Monitoring your clusters

When it comes to performance tuning, having the right tools to troubleshoot your applications can help save valuable time and money, and prevent monitoring headaches. Without the right tools, you could spend days or even weeks diagnosing multiple complex issues.
There is no shortage of application performance management tools to choose from, but here at ReleaseHub, we use Datadog internally to monitor our Kubernetes clusters and applications, and we think you should use it too.
Datadog provides a 360-degree view into your infrastructure and applications and can quickly identify bottlenecks. You can even send yourself alerts via email, Slack, or other Datadog-supported channels.

Using Datadog to monitor ReleaseHub clusters

Here is some information to help you gain insight into your clusters using Datadog.
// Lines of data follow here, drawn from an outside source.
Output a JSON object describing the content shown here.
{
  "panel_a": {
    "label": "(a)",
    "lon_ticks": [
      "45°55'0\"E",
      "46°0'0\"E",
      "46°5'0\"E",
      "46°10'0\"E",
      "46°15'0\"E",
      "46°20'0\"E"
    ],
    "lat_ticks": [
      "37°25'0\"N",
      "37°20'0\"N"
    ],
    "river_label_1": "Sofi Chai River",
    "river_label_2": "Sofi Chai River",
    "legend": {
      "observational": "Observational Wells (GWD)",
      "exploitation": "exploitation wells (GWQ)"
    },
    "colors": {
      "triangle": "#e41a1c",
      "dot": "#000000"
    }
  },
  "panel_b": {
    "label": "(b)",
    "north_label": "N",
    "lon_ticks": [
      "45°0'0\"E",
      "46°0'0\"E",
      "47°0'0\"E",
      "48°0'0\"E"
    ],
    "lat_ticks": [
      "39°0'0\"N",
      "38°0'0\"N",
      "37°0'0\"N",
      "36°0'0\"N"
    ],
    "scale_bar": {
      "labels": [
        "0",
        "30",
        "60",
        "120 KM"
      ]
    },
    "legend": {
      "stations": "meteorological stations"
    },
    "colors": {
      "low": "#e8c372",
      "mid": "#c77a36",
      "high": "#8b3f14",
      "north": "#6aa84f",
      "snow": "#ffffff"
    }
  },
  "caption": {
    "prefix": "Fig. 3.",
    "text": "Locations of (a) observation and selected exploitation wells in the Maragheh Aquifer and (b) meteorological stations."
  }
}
You'll need a Datadog account to follow along.
You might like to familiarize yourself with Datadog and the Datadog interface by browsing through the Datadog documentation pages.
If you do not see the metrics described here, verify the integrations are installed in your Datadog account, and that your cluster is operating correctly in your account, or contact us and we'll be more than happy to help.

Select a metric

Your first step is to identify a metric that you would like to monitor. For example, you may notice that your application has been performing poorly, and you've traced this back to pod health checks failing. You investigate the metrics in the Kubernetes Pods dashboard and find an interesting rise in "Pods in Bad State (Not Ready) by Namespace".
This seems like a good metric to set an alert for.
Notice how this metric is for "pods" and "namespaces" (which will be how you separate out your application environments and services in the ReleaseHub UI).

Create a monitor

Next you'll want to zero in on the metric. In the left-hand pane, select Monitor then New Monitor as shown:
Create a new monitor in Datadog
Select Metric to create a monitor based on the metric you are interested in.
Select a Metric type to create the monitor
For this example, we'll select a Threshold Alert, and then define the metric. If you're not sure which metric to choose, you can start typing metric names you see in the dashboard and experiment. We select kubernetes\_state.pod.status\_phase to monitor the "Pods in Bad State (Not Ready) by Namespace" metric we identified earlier.
We've marked the steps in red to show you our example.
Chose a threshold alert and a metric to alert on

Set the threshold

Fill in the rest of the fields as below. Here we're specifying that we'd like to be alerted when pod phase status is "failed" for more than 15 minutes. You can adjust the threshold and exclude clusters or namespaces you are not interested in.
Enter fields for your monitor trigger, threshold, and metrics

Set the notification

You can choose any of the notification integrations Datadog supports.
Now complete the remaining fields to send, test, and notify people when the alert is triggered.